Greek Government Officials Not Welcome at Boston’s Parade

March 10, 2019

BOSTON – The organizers of the Greek Parade in Boston, in an official announcement, have declared that Greek government officials are not welcome at this year’s parade in commemoration of the liberation of Greece from four hundred years of Turkish occupation. The parade will take place on Sunday, April 7 at 1PM.

The Federation of Hellenic-American Societies of New England under the presidency of Vasilios Bill Kafkas recently held its second general meeting at the Maliotis Cultural Center in Brookline. The Federation is in charge of the parade’s organization in cooperation with the Greek Orthodox Metropolis of Boston and the Consulate General of Greece in Boston.

The Metropolis of Boston was once again absent. Metropolitan Methodios never participates in the meetings for the organization of the parade. Sometimes he sends a priest to represent him, but this time no clergy was present to even offer the prayer despite the fact that Methodios had been informed and invited. The Federation has also sent packages with parade materials to all the parishes. The prayer was offered by all those present at the meeting.

Anna Kosmidou, an official of the Consulate General of Greece in Boston represented Consul General of Greece Stratos Efthimiou, who was in Greece.

Federation President Vasilios Kafkas welcomed the delegates and announced the efforts that are under way for the success of this year’s parade.

He again announced that this year there will be a change in the usual program regarding the celebration at the Massachusetts State House. In the past it was held the Friday before the parade, but this year due to the fact that no rooms are available on April 5, the celebration will take place on Friday, March 29 at 12 noon. He also announced that the annual reception at the Consulate General of Greece will take place on Friday April 5 at 6 PM.

The annual Gala Dinner of the parade will take place on Saturday, April 6 at the community center of the Greek Orthodox Cathedral of Boston located at 165 Goddard Avenue in Brookline, MA. The ticket cost per person has been set at $100 dollars.

The memory of Kostas Katsifas, who was killed on October 28 by Albanian police in Northern Epirus will be honored and the Freedom Award will be given to the Paideia organization established by Elias Tomazos in Connecticut, which established and built the facilities of the Center for Hellenic Studies “Paideia” at the University of Connecticut.

Five scholarships will be given to Greek-American students at the Gala Dinner to Greek-American college students.
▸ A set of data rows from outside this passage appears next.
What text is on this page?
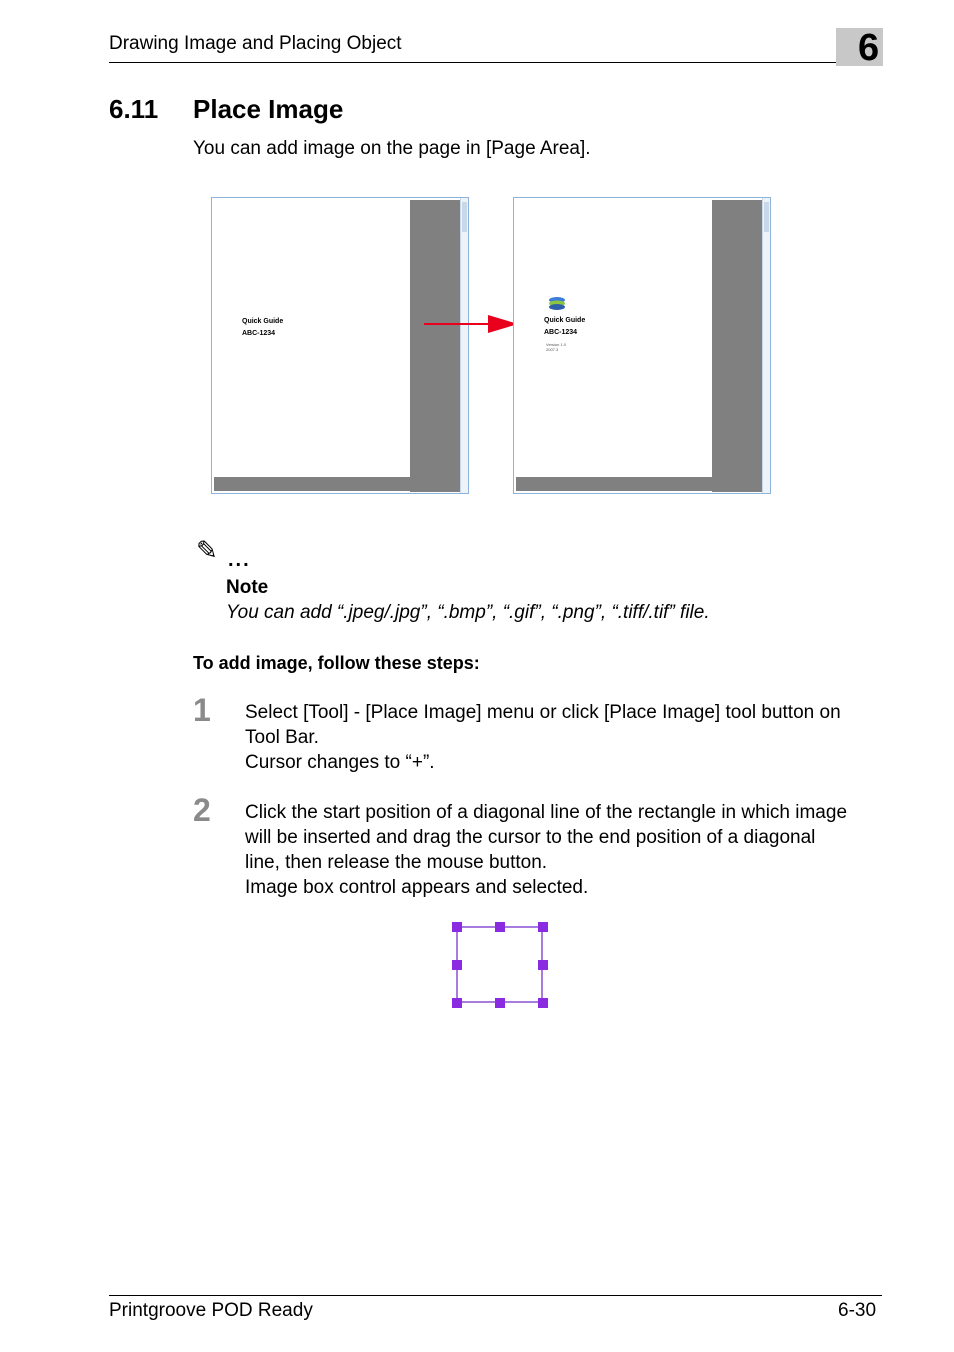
Drawing Image and Placing Object	6
6.11 Place Image
You can add image on the page in [Page Area].
Quick Guide
ABC-1234
Quick Guide
ABC-1234
Version 1.0
2007.3
✎ ...
Note
You can add “.jpeg/.jpg”, “.bmp”, “.gif”, “.png”, “.tiff/.tif” file.
To add image, follow these steps:
1 Select [Tool] - [Place Image] menu or click [Place Image] tool button on
Tool Bar.
Cursor changes to “+”.
2 Click the start position of a diagonal line of the rectangle in which image
will be inserted and drag the cursor to the end position of a diagonal
line, then release the mouse button.
Image box control appears and selected.
Printgroove POD Ready	6-30
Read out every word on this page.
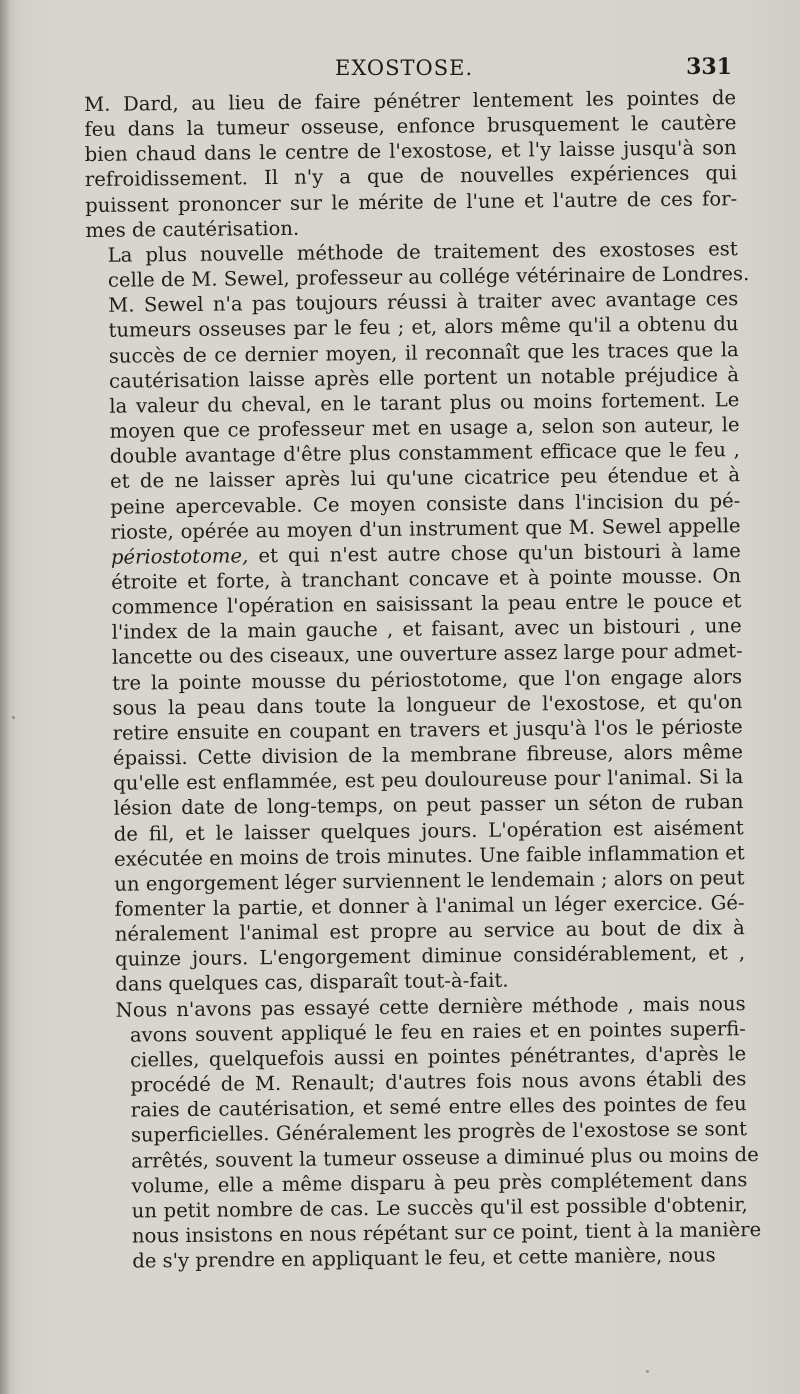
EXOSTOSE.	331

M. Dard, au lieu de faire pénétrer lentement les pointes de
feu dans la tumeur osseuse, enfonce brusquement le cautère
bien chaud dans le centre de l'exostose, et l'y laisse jusqu'à son
refroidissement. Il n'y a que de nouvelles expériences qui
puissent prononcer sur le mérite de l'une et l'autre de ces for-
mes de cautérisation.

La plus nouvelle méthode de traitement des exostoses est
celle de M. Sewel, professeur au collége vétérinaire de Londres.
M. Sewel n'a pas toujours réussi à traiter avec avantage ces
tumeurs osseuses par le feu ; et, alors même qu'il a obtenu du
succès de ce dernier moyen, il reconnaît que les traces que la
cautérisation laisse après elle portent un notable préjudice à
la valeur du cheval, en le tarant plus ou moins fortement. Le
moyen que ce professeur met en usage a, selon son auteur, le
double avantage d'être plus constamment efficace que le feu ,
et de ne laisser après lui qu'une cicatrice peu étendue et à
peine apercevable. Ce moyen consiste dans l'incision du pé-
rioste, opérée au moyen d'un instrument que M. Sewel appelle
périostotome, et qui n'est autre chose qu'un bistouri à lame
étroite et forte, à tranchant concave et à pointe mousse. On
commence l'opération en saisissant la peau entre le pouce et
l'index de la main gauche , et faisant, avec un bistouri , une
lancette ou des ciseaux, une ouverture assez large pour admet-
tre la pointe mousse du périostotome, que l'on engage alors
sous la peau dans toute la longueur de l'exostose, et qu'on
retire ensuite en coupant en travers et jusqu'à l'os le périoste
épaissi. Cette division de la membrane fibreuse, alors même
qu'elle est enflammée, est peu douloureuse pour l'animal. Si la
lésion date de long-temps, on peut passer un séton de ruban
de fil, et le laisser quelques jours. L'opération est aisément
exécutée en moins de trois minutes. Une faible inflammation et
un engorgement léger surviennent le lendemain ; alors on peut
fomenter la partie, et donner à l'animal un léger exercice. Gé-
néralement l'animal est propre au service au bout de dix à
quinze jours. L'engorgement diminue considérablement, et ,
dans quelques cas, disparaît tout-à-fait.

Nous n'avons pas essayé cette dernière méthode , mais nous
avons souvent appliqué le feu en raies et en pointes superfi-
cielles, quelquefois aussi en pointes pénétrantes, d'après le
procédé de M. Renault; d'autres fois nous avons établi des
raies de cautérisation, et semé entre elles des pointes de feu
superficielles. Généralement les progrès de l'exostose se sont
arrêtés, souvent la tumeur osseuse a diminué plus ou moins de
volume, elle a même disparu à peu près complétement dans
un petit nombre de cas. Le succès qu'il est possible d'obtenir,
nous insistons en nous répétant sur ce point, tient à la manière
de s'y prendre en appliquant le feu, et cette manière, nous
The National Herald will also sponsor a $1,000 scholarship for a student who will be chosen by the Federation according to its rules.
The company that makes the floats will create four of five for the Federation this year, and each association may order its own if it wishes to have a float.

After the parade the Cultural event with traditional Greek dances will follow in the Boston Common Park. Six dance groups will participate.

It was also announced that the Greek School pupils will write an essay on the centennial anniversary of the Pontian genocide by the Turks. The best essay will be read at the State House during the celebration on March 29.

Representatives of the Federation will be visiting various states and cities of New England to inform the local Greek-American communities about the parade and the related activities and to distribute parade material.

The next general meeting for the parade will take place on Wednesday March 27 at 7:30 PM at the Maliotis Cultural Center in Brookline.